Waffenruhe und langfristige Stabilisierung

Deutschland und die EU sollten nun dazu beizutragen, eine weitere Eskalation zu verhindern und eine nachhaltige Stabilisierung zu erreichen. Kurzfristig müssten dabei eine Waffenruhe zwischen Israel und der Hamas sowie eine Beruhigung der Proteste in Jerusalem und in israelischen Städten mit arabischer Bevölkerung im Vordergrund stehen. Relevante Elemente hierbei sind die Beendigung von Raketenbeschuss und Bombardierungen, ein Aufschub des Urteils zur Zwangsräumung in Scheich Jarrah und die Bekräftigung des vereinbarten Status quo auf dem Tempelberg. Deutschland und die EU, die keine Kontakte zur Hamas pflegen, können kaum vermitteln. Im Rahmen des etablierten München-Formats kann Deutschland aber gemeinsam mit Frankreich, Ägypten und Jordanien dabei unterstützen. Einseitige Schuldzuweisungen helfen in diesem Zusammenhang nicht weiter. Es gilt vielmehr, die Sicherheitsbedürfnisse, Rechte und Gefühle beider Bevölkerungen ernst zu nehmen und die Gewalt beider Seiten zu verurteilen.
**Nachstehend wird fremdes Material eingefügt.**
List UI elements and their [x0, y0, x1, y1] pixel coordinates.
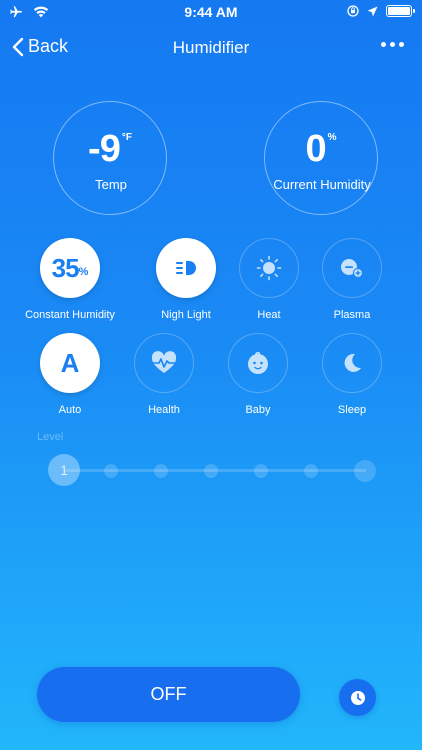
mode-plasma: Plasma — [307, 238, 397, 321]
sleep-label: Sleep — [337, 404, 367, 416]
more-dot-icon — [390, 42, 395, 47]
page-title: Humidifier — [172, 38, 250, 57]
status-right — [347, 5, 415, 17]
level-step[interactable] — [104, 464, 118, 478]
level-step[interactable] — [204, 464, 218, 478]
location-icon — [367, 5, 378, 16]
battery-icon — [386, 5, 415, 17]
plasma-button[interactable] — [322, 238, 382, 298]
moon-icon — [344, 353, 361, 372]
sun-icon — [256, 255, 282, 281]
night-light-button[interactable] — [156, 238, 216, 298]
auto-icon: A — [60, 347, 80, 378]
temperature-label: Temp — [95, 177, 127, 192]
heartbeat-icon — [151, 351, 177, 373]
constant-humidity-label: Constant Humidity — [25, 309, 115, 321]
baby-button[interactable] — [228, 333, 288, 393]
plasma-icon — [341, 259, 364, 279]
constant-humidity-value: 35 — [51, 252, 80, 283]
navigation-bar: Back Humidifier — [0, 30, 422, 66]
auto-button[interactable]: A — [40, 333, 100, 393]
rotation-lock-icon — [347, 5, 359, 17]
plasma-label: Plasma — [333, 309, 371, 321]
level-value: 1 — [60, 462, 68, 478]
status-bar: 9:44 AM — [0, 0, 422, 24]
temperature-value-row: -9 °F — [54, 128, 166, 171]
more-dot-icon — [399, 42, 404, 47]
baby-face-icon — [248, 351, 268, 374]
clock-icon — [350, 690, 365, 705]
more-menu-button[interactable] — [381, 42, 404, 47]
sleep-button[interactable] — [322, 333, 382, 393]
temperature-value: -9 — [88, 128, 121, 170]
level-slider-knob[interactable]: 1 — [48, 454, 80, 486]
level-step-max[interactable] — [354, 460, 376, 482]
timer-button[interactable] — [339, 679, 376, 716]
mode-sleep: Sleep — [307, 333, 397, 416]
mode-constant-humidity: 35% Constant Humidity — [25, 238, 115, 321]
level-step[interactable] — [154, 464, 168, 478]
temperature-unit: °F — [121, 132, 132, 143]
level-step[interactable] — [254, 464, 268, 478]
humidity-unit: % — [327, 132, 337, 143]
more-dot-icon — [381, 42, 386, 47]
power-label: OFF — [150, 684, 187, 704]
power-off-button[interactable]: OFF — [37, 667, 300, 722]
humidity-label: Current Humidity — [273, 177, 371, 192]
constant-humidity-button[interactable]: 35% — [40, 238, 100, 298]
constant-humidity-unit: % — [78, 266, 89, 278]
level-step[interactable] — [304, 464, 318, 478]
humidity-display: 0% Current Humidity — [264, 101, 378, 215]
temperature-display: -9 °F Temp — [53, 101, 167, 215]
humidity-value-row: 0% — [265, 128, 377, 171]
level-label: Level — [37, 431, 64, 443]
health-button[interactable] — [134, 333, 194, 393]
humidity-value: 0 — [305, 128, 326, 170]
heat-button[interactable] — [239, 238, 299, 298]
headlight-icon — [176, 261, 196, 275]
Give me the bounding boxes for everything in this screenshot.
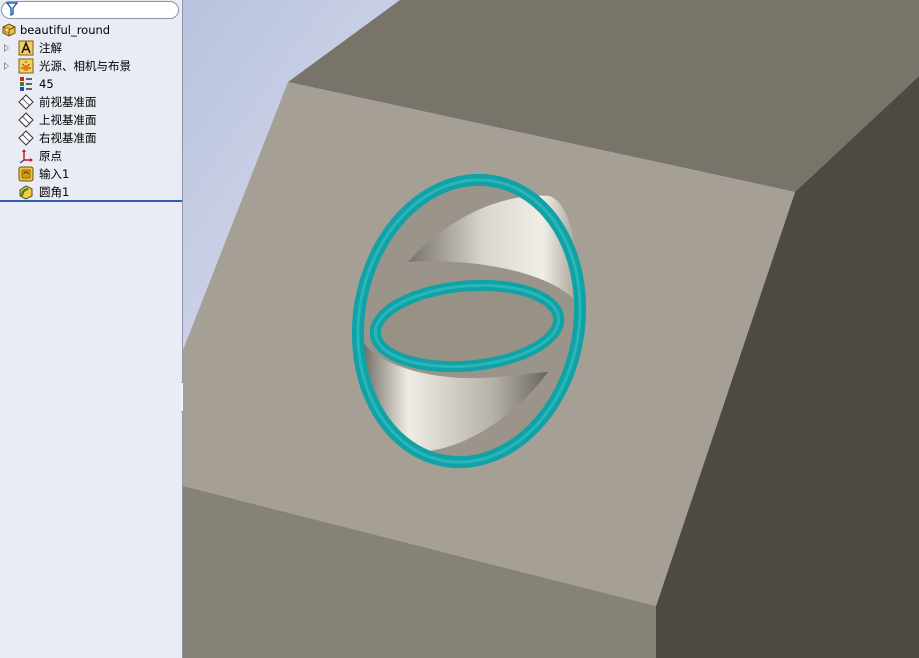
- tree-item-material[interactable]: 45: [0, 75, 182, 93]
- filter-icon[interactable]: [6, 2, 18, 16]
- tree-item-label: 注解: [39, 41, 62, 55]
- expand-arrow-icon[interactable]: [4, 62, 9, 70]
- filter-input[interactable]: [1, 1, 179, 19]
- tree-item-annotations[interactable]: 注解: [0, 39, 182, 57]
- tree-item-label: beautiful_round: [20, 23, 111, 37]
- plane-icon: [18, 130, 34, 146]
- tree-item-front-plane[interactable]: 前视基准面: [0, 93, 182, 111]
- tree-item-right-plane[interactable]: 右视基准面: [0, 129, 182, 147]
- tree-item-label: 原点: [39, 149, 62, 163]
- feature-manager-panel: beautiful_round 注解 光源、相机与布景 45 前视基准面 上视基…: [0, 0, 183, 658]
- annotations-icon: [18, 40, 34, 56]
- filter-bar: [0, 0, 182, 20]
- tree-item-label: 右视基准面: [39, 131, 97, 145]
- tree-item-label: 光源、相机与布景: [39, 59, 131, 73]
- tree-item-part[interactable]: beautiful_round: [0, 21, 182, 39]
- tree-item-label: 45: [39, 77, 54, 91]
- expand-arrow-icon[interactable]: [4, 44, 9, 52]
- graphics-viewport[interactable]: [183, 0, 919, 658]
- plane-icon: [18, 94, 34, 110]
- imported-body-icon: [18, 166, 34, 182]
- tree-item-imported-body[interactable]: 输入1: [0, 165, 182, 183]
- rollback-bar[interactable]: [0, 200, 182, 202]
- tree-item-label: 输入1: [39, 167, 70, 181]
- plane-icon: [18, 112, 34, 128]
- part-icon: [2, 23, 16, 37]
- model-view[interactable]: [183, 0, 919, 658]
- tree-item-label: 圆角1: [39, 185, 70, 199]
- origin-icon: [19, 149, 33, 164]
- tree-item-label: 上视基准面: [39, 113, 97, 127]
- tree-item-top-plane[interactable]: 上视基准面: [0, 111, 182, 129]
- tree-item-lights-cameras-scene[interactable]: 光源、相机与布景: [0, 57, 182, 75]
- tree-item-fillet[interactable]: 圆角1: [0, 183, 182, 201]
- tree-item-label: 前视基准面: [39, 95, 97, 109]
- lights-cameras-scene-icon: [18, 58, 34, 74]
- feature-tree: beautiful_round 注解 光源、相机与布景 45 前视基准面 上视基…: [0, 21, 182, 201]
- tree-item-origin[interactable]: 原点: [0, 147, 182, 165]
- fillet-icon: [19, 185, 33, 200]
- material-icon: [20, 77, 32, 91]
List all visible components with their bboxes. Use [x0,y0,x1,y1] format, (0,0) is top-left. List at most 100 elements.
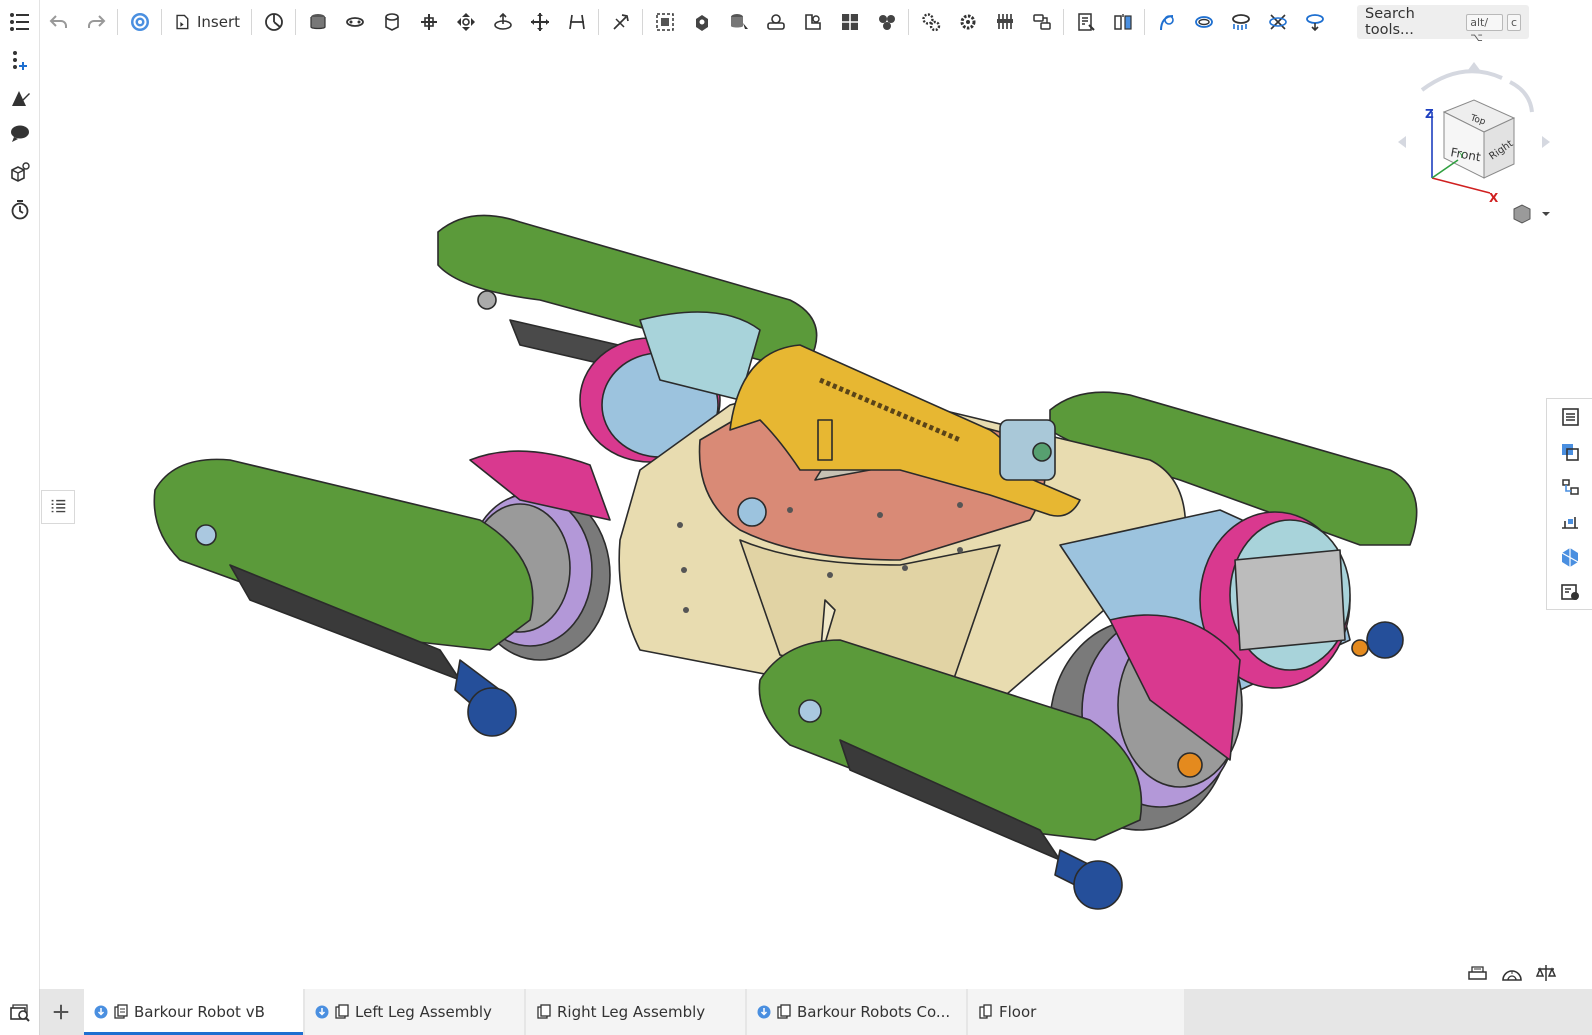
linked-download-icon [757,1005,771,1019]
appearance-panel-icon[interactable] [1547,434,1592,469]
motion-study-icon[interactable] [1023,4,1060,40]
add-tab-button[interactable] [40,989,82,1035]
graphics-viewport[interactable] [41,44,1592,989]
right-panel-strip [1546,398,1592,610]
tab-right-leg-assembly[interactable]: Right Leg Assembly [526,989,745,1035]
section-view-icon[interactable] [1259,4,1296,40]
layout-icon[interactable] [831,4,868,40]
tab-label: Barkour Robot vB [134,1003,265,1021]
undo-icon[interactable] [40,4,77,40]
tab-label: Left Leg Assembly [355,1003,492,1021]
assembly-tab-icon [114,1004,128,1019]
properties-panel-icon[interactable] [1547,399,1592,434]
toolbar-divider [642,9,644,35]
toolbar-divider [1063,9,1065,35]
mass-properties-icon[interactable] [1534,963,1558,983]
axis-z-label: Z [1425,107,1434,121]
simulation-icon[interactable] [1296,4,1333,40]
tab-manager-button[interactable] [0,989,40,1035]
linked-download-icon [315,1005,329,1019]
tab-left-leg-assembly[interactable]: Left Leg Assembly [305,989,524,1035]
view-cube[interactable]: Top Front Right Z X Y [1392,60,1562,243]
toolbar-divider [117,9,118,35]
mate-connector-icon[interactable] [6,46,34,74]
toolbar: Insert Search tools... alt/⌥ c [40,0,1592,44]
toolbar-divider [251,9,253,35]
history-icon[interactable] [6,196,34,224]
left-rail [0,0,40,990]
viewport-bottom-tools [1466,960,1592,986]
onshape-assembly-app: Insert Search tools... alt/⌥ c Top Front… [0,0,1592,1035]
revolute-mate-icon[interactable] [336,4,373,40]
gear-relation-icon[interactable] [868,4,905,40]
parallel-mate-icon[interactable] [558,4,595,40]
view-cube-box[interactable]: Top Front Right [1442,99,1515,179]
slider-mate-icon[interactable] [373,4,410,40]
rack-pinion-icon[interactable] [794,4,831,40]
linear-relation-icon[interactable] [757,4,794,40]
fastened-mate-icon[interactable] [299,4,336,40]
cylindrical-mate-icon[interactable] [447,4,484,40]
leg-front-left[interactable] [153,450,611,737]
assembly-tab-icon [335,1004,349,1019]
insert-label: Insert [197,13,241,31]
instance-list-toggle[interactable] [41,490,75,524]
axis-x-label: X [1489,191,1499,205]
tab-barkour-robot-vb[interactable]: Barkour Robot vB [84,989,303,1035]
toolbar-divider [908,9,910,35]
insert-button[interactable]: Insert [165,5,248,39]
measure-curve-icon[interactable] [1148,4,1185,40]
rack-icon[interactable] [986,4,1023,40]
list-icon [51,499,66,513]
tab-barkour-robots-co[interactable]: Barkour Robots Co... [747,989,966,1035]
regenerate-icon[interactable] [121,4,158,40]
tab-label: Floor [999,1003,1037,1021]
planar-mate-icon[interactable] [410,4,447,40]
toolbar-divider [598,9,600,35]
replicate-icon[interactable] [255,4,292,40]
tab-label: Barkour Robots Co... [797,1003,951,1021]
toolbar-divider [295,9,297,35]
pin-slot-mate-icon[interactable] [484,4,521,40]
search-tools-input[interactable]: Search tools... alt/⌥ c [1357,5,1530,44]
named-position-icon[interactable] [1067,4,1104,40]
configuration-panel-icon[interactable] [1547,504,1592,539]
tab-label: Right Leg Assembly [557,1003,706,1021]
parts-icon[interactable] [6,158,34,186]
animation-panel-icon[interactable] [1547,574,1592,609]
bom-panel-icon[interactable] [1547,469,1592,504]
rotate-part-icon[interactable] [1185,4,1222,40]
measure-icon[interactable] [1500,963,1524,983]
interference-icon[interactable] [1222,4,1259,40]
mate-connector-tool-icon[interactable] [683,4,720,40]
shortcut-key: alt/⌥ [1466,13,1503,44]
axis-y-label: Y [1458,151,1464,160]
tangent-mate-icon[interactable] [602,4,639,40]
tab-manager-icon [9,1004,30,1022]
screw-relation-icon[interactable] [949,4,986,40]
gear-icon[interactable] [912,4,949,40]
insert-icon [176,14,189,30]
toolbar-divider [161,9,162,35]
linked-download-icon [94,1005,108,1019]
mass-properties-panel-icon[interactable] [1547,539,1592,574]
mate-to-ground-icon[interactable] [720,4,757,40]
assembly-tab-icon [537,1004,551,1019]
view-options-dropdown[interactable] [1513,204,1550,224]
toolbar-divider [1144,9,1146,35]
comment-icon[interactable] [6,120,34,148]
search-tools-placeholder: Search tools... [1365,6,1415,38]
robot-model-render[interactable] [41,44,1592,989]
exploded-view-icon[interactable] [1104,4,1141,40]
feature-list-icon[interactable] [6,8,34,36]
display-states-icon[interactable] [1466,963,1490,983]
sketch-icon[interactable] [6,84,34,112]
shortcut-key: c [1506,13,1522,31]
plus-icon [53,1004,69,1020]
redo-icon[interactable] [77,4,114,40]
group-icon[interactable] [646,4,683,40]
tab-floor[interactable]: Floor [968,989,1184,1035]
assembly-tab-icon [777,1004,791,1019]
ball-mate-icon[interactable] [521,4,558,40]
part-studio-tab-icon [979,1004,992,1019]
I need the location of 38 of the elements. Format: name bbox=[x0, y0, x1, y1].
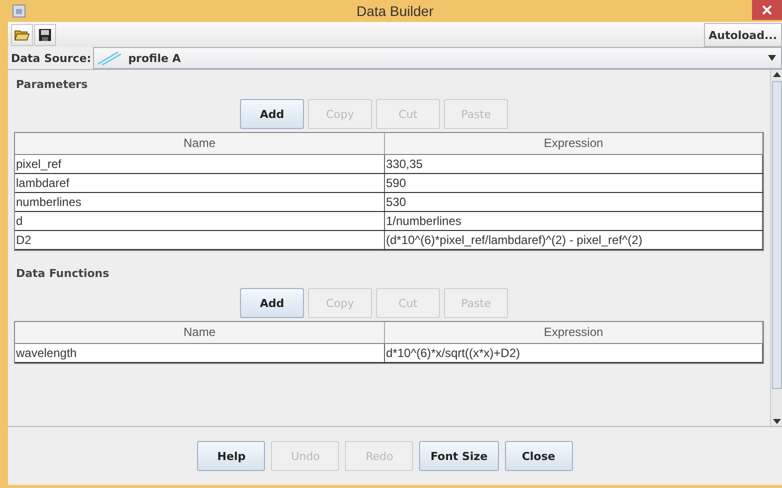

Dies ist auch möglich, ohne diese gleichzusetzen und strukturelle Konfliktfaktoren zu ignorieren.

Für eine nachhaltige Stabilisierung sind ein langfristiger Waffenstillstand zwischen Israel und der Hamas, ein Stopp der israelischen Siedlungs- und Verdrängungspolitik in Ost-Jerusalem und im Westjordanland sowie eine Perspektive für eine Konfliktregelung unabdingbar. Für einen Waffenstillstand könnte Deutschland technische Hilfestellung leisten, etwa wenn es um den Austausch von Gefangenen und Toten geht. Wichtiger noch, Deutschland und die EU sollten Kompromisse durch Angebote befördern, die die Sicherheit und die Lebensbedingungen sowohl im Gazastreifen als auch im südlichen Israel verbessern. Darüber hinaus sollten sie gemeinsam mit den USA an einem Rahmen arbeiten, in dem der Konflikt konstruktiv bearbeitet und Friedensverhandlungen vorbereitet werden können. Entscheidend ist allerdings zunächst, überhaupt die Option einer friedlichen Konfliktregelung aufrechtzuerhalten. Denn die aktuelle Gewalt zeigt einmal mehr: Den Konflikt einzufrieren ist keine Lösung.